Many of the legal experts have opined that non-compliance with the provisions of the registration act and the stamp act has a similar effect on the document; it makes the document inadmissible in evidence. But the supreme court in SMS Tea Estates has applied the principle of severability differently to the stamp act and the registration act.
It is pertinent to note that while after the 2015 amendment, the question regarding the existence of the arbitration agreement could be decided by both the court or the arbitrator but after the 2019 amendment, the arbitrator(s) is to be appointed by arbitral institutions, therefore the question of whether the court or arbitral institution or arbitrator will decide the existence of arbitration agreement remains ambiguous.
Further, a recent judgment of the supreme court in N.N Global Mercantile Pvt Ltd v. Indo Unique Flame Ltd. & others (“Global Mercantile Judgment) has re-examined the Garware wall ropes judgment and held that technical lapses, defects or irregularities in the substantive agreement should not affect the intent of the parties to resolve their disputes through arbitration. The court further held that;
- If an arbitration clause is contained in an agreement that is not duly stamped, the court can refer the dispute to arbitration provided that the parties pay appropriate stamp duty to the concerned authorities after the dispute is referred for arbitration.

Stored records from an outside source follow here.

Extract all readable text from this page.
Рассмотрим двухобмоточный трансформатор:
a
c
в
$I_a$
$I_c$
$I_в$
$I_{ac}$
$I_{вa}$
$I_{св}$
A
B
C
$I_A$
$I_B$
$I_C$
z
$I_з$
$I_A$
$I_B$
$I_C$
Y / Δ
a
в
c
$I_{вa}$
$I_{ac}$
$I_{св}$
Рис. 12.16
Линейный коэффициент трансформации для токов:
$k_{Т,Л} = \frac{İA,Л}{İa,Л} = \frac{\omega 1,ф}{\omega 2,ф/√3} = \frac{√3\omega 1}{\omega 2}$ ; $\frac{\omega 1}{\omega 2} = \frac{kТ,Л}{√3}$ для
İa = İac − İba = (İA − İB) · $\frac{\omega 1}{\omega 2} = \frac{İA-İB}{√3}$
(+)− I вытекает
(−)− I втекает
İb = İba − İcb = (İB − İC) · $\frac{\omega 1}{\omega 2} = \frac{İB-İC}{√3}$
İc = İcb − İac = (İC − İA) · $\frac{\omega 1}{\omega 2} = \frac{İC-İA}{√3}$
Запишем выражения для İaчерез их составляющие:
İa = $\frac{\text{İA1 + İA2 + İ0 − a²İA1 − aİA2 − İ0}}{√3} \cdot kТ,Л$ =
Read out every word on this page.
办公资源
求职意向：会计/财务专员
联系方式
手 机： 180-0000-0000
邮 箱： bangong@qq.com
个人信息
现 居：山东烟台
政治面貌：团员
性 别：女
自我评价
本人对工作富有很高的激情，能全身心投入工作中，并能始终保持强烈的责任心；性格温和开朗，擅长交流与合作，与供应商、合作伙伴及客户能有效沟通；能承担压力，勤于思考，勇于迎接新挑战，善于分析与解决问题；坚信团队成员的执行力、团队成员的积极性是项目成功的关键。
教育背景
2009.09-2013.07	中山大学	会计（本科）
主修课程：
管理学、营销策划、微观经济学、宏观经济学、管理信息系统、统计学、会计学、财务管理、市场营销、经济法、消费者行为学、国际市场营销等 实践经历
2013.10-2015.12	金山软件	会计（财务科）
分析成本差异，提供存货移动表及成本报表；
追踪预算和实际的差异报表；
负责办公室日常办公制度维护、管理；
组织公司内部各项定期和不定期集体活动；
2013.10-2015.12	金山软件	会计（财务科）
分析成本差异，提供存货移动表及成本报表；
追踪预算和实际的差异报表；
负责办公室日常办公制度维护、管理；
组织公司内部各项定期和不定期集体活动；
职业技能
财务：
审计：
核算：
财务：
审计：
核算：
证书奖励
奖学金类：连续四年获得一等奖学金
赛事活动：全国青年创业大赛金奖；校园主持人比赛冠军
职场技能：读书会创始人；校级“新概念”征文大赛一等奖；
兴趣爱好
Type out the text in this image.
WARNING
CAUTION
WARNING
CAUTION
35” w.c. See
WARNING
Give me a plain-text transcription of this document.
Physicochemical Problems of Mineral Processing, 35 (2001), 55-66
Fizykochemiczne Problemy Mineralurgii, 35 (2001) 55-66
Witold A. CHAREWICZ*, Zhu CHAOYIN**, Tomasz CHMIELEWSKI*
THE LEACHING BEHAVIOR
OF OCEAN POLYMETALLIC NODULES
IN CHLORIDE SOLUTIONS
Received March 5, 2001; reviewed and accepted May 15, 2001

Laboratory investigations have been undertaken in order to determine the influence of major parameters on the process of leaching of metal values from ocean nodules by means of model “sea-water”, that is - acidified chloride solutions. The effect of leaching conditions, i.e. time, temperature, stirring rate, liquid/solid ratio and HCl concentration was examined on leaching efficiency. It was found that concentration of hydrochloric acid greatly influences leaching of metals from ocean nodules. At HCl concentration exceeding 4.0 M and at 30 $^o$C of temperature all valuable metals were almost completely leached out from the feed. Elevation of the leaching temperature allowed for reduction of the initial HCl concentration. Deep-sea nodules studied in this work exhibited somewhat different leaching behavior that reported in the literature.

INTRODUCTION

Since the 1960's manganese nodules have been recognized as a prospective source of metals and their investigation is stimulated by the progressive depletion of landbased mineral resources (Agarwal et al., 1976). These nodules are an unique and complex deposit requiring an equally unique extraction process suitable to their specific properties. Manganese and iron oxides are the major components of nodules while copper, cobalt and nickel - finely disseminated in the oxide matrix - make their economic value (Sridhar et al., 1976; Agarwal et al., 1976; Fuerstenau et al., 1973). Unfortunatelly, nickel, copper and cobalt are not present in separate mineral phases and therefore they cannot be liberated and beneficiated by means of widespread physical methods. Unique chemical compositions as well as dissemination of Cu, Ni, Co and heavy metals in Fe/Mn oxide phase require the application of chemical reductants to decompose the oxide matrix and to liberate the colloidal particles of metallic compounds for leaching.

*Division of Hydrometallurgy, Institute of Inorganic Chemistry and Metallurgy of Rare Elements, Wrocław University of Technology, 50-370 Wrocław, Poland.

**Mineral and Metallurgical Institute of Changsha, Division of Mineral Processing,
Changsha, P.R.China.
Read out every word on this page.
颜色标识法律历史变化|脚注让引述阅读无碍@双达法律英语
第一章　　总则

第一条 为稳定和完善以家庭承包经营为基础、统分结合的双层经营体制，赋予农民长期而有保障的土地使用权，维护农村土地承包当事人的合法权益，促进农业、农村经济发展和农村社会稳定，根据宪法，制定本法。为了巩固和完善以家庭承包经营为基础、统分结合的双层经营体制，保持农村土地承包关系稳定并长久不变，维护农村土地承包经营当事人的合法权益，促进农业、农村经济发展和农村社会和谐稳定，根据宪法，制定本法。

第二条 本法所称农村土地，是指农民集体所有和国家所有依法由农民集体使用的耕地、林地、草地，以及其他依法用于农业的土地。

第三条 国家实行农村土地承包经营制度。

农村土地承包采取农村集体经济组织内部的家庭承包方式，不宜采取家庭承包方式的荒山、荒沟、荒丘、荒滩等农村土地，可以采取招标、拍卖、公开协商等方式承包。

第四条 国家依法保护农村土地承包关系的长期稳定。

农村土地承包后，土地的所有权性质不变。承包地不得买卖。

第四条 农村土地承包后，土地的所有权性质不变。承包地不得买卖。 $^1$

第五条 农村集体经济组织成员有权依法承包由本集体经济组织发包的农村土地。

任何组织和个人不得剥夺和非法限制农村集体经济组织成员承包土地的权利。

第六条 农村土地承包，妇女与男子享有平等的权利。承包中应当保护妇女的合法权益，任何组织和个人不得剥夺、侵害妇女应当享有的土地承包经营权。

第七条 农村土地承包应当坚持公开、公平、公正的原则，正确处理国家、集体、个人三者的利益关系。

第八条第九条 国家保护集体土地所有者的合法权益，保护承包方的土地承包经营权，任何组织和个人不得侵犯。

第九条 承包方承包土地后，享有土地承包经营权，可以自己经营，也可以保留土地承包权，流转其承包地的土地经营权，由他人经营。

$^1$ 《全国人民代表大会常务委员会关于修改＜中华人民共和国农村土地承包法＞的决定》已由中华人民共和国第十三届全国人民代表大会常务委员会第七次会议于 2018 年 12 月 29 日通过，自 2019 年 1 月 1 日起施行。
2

- Also, an insufficiently stamped agreement containing the arbitration clause could not prevent the parties or the court, as the case may be, from appointing arbitrator(s).
- Lastly, if a party applied to the court for interim relief under Section 9 of the Arbitration and Conciliation Act, 1996, even if the court was informed that the agreement containing the arbitration clause was not duly stamped, it can still grant interim relief to the party.
But the Supreme court in N.N Global Mercantile Pvt. Ltd. found it prudent to refer to the question, “whether an arbitration agreement in an unstamped document is rendered enforceable in law” to a constitution bench.
In other words, the issue is still not settled and a final outcome from the Supreme Court will remove the ambiguity over this issue.